/99co

Extract and analyse property data from 99.co website

Primary LanguageJupyter Notebook

99co

The Jupyter notebook "web scraping - 99co" contains code to extract property data from 99.co, a website where HDB flats are listed for sale. I used Selenium WebDriver to interact automatically with the website, and BeautifulSoup to parse HTML. I extracted the following information from the website: address, type of HDB flat, year built, sale price, number of bedrooms, number of bathrooms, price per square foot, and property size (in square feet). A total of 9600 property listings were scraped from the website.

The Jupyter notebook "analysis - 99co" contains code to process and analyze the scraped data. First, I cleaned some of the variables before converting them to numeric variables. Next, I dropped observations with missing values and extreme outliers. I then plotted some data visualizations, which confirmed that larger and newer properties tend to have higher prices. Indeed, correlation analysis reveals that the variable most strongly correlated with property price is property size (correlation coefficient = 0.59).

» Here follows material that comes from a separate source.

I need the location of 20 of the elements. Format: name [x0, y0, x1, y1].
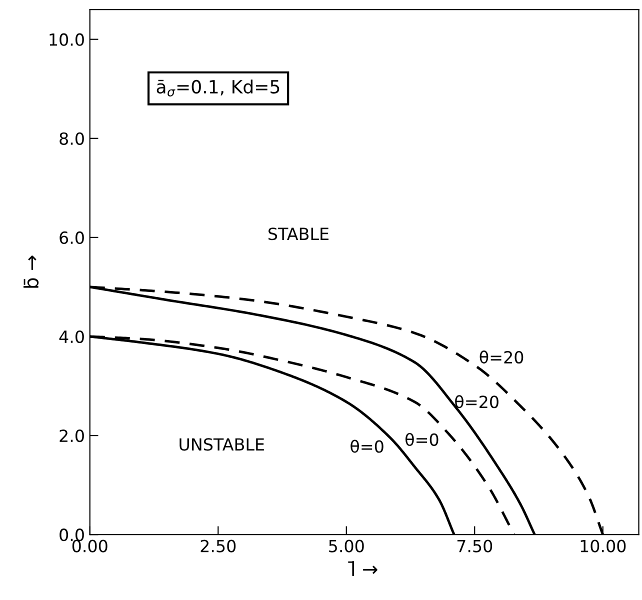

I then split the dataset into training and test sets, trained a random forest to predict the prices of HDB flats based on all available property attributes (other than price per square foot), and evaluated the performance of the model on the test set. The random forest model achieved a RMSE (root mean squared error) of $107743 and a MAPE (mean absolute percentage error) of 13.7% on the test set. In comparison, a simplistic approach that always used the mean price of the training set as the prediction would achieve a RMSE of $171350 and a MAPE of 31.4%.

To improve the performance of the predictive model, one could include other relevant features such as proximity to amenities and which floor the HDB flat is on.